The TMEM106B-GR mouse model set we are developing will allow us to directly evaluate the molecular impacts of the AluYb8 insertion that we identified and report here, as well as those of the other putative functional sequence variations. One of the two TMEM106B-GR lines that we have made to date carries the risk haplotype in place of the syntenic Tmem106b region of the mouse genome, and the other matched lines carries the protective haplotype (Fig. 1). We are currently generating additional matched lines in which we modify the sequence in the protective haplotype by a) inserting the AluYb8 sequence, or b) converting the rs3173615 SNP from G to C, and will assess the impacts of these sequence variants on TMEM106B endophenotypes in these lines.
METHODS
BAC Sequencing, Variant Calling and Visualization
BAC clones RP11-960B15 and CH17-22M18 containing the TMEM106B risk and protective haplotypes, respectively, were sequenced by the University of Minnesota Genomics Center using Illumina NovaSeq6000 with 2 x 150 bp reads. Raw sequences were mapped to the GRCh38/h38 human genome reference using Burrows-Wheeler Aligner (BWA) v0.7.1718, and PCR or optical duplicates were parked using Picard tools v2.19.9 (http://broadinstitute.github.io/picard/). These files were further processed with GATK v4.0.119 for base quality score recalibration and variant calling FS1. Variants were filters using standard filtering parameters. For SNPs, the filtering criteria were QD < 2.0, FS > 60.0, SOR > 3.0, ReadPosRankSum < − 8.0, MQ < 40.0, and MQRankSum < − 12.5. For indels, the filtering criteria were QD < 2.0, FS > 200.0, SOR > 10.0, and ReadPosRankSum < − 20.0. Integrative genome viewer was used visually analyze bam files, variant calling files, and the ALU insertion in the 3’ untranslated region of the risk haplotype.
Human RNAseq Analysis
We analyzed whole transcriptome data from the Mayo Clinic Alzheimer’s Disease Genetics Studies from the AD Knowledge portal to determine if the AluYb8 insertion was also present in diseased brains. This study contains RNA-sequencing data from cerebellum and temporal cortex samples from North American Caucasian subjects with neuropathological diagnosis of AD, progressive supranuclear palsy, pathologic aging, or elderly controls without neurodegenerative diseases20. Only temporal cortex samples that were homozygous for the risk or protective at SNP rs3173615 and rs1990622 were included in our analysis. Using Integrative Genome Viewer, we visualized each RNAseq bam file. BAM files were analyzed for protective or risk coding SNP and the presence or absence of the Alu insertion in the 3’ UTR region.

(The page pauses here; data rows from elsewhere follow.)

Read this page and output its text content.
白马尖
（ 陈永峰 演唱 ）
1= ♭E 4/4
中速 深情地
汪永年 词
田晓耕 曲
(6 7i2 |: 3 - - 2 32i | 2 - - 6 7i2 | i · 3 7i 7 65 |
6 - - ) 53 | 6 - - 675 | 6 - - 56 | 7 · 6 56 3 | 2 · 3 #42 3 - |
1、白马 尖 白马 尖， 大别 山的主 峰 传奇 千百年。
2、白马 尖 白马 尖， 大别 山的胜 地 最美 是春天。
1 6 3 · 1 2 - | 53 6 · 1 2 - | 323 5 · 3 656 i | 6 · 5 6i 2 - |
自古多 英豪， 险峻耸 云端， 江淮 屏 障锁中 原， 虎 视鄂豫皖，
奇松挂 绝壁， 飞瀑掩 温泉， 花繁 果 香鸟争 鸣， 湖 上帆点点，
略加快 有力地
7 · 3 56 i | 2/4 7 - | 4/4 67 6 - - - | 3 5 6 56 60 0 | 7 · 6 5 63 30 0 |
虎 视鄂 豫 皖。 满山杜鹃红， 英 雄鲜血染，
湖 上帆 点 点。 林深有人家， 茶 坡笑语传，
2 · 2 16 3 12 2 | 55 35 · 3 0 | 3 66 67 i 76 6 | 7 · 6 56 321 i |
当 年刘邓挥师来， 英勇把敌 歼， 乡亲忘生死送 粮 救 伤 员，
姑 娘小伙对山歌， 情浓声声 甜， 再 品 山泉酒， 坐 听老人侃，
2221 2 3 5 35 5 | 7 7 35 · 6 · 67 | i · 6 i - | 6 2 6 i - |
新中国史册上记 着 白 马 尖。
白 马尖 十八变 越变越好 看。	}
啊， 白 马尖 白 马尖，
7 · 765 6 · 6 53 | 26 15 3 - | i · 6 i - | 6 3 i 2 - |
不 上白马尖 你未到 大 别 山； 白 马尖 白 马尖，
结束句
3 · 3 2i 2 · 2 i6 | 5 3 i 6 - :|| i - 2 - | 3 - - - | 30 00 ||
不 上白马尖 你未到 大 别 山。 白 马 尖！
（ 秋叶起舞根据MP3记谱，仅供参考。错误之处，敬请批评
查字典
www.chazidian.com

Global Population Analysis
The 1000 Genomes project data set21 was accessed on March 15, 2023. High coverage WGS samples were the only samples included in our analysis. We genotyped these samples based on rs3173615 using IGV. Our sample set included four genomes homozygous risk, five genomes homozygous for the protective haplotype and 12 genomes that were heterozygous for these haplotypes.
ACKNOWLEDGEMENT
The work reported here was supported by the NIA and the NINDS of the National Institutes of Health under award numbers R61/R33NS115089 and RF1AG079125.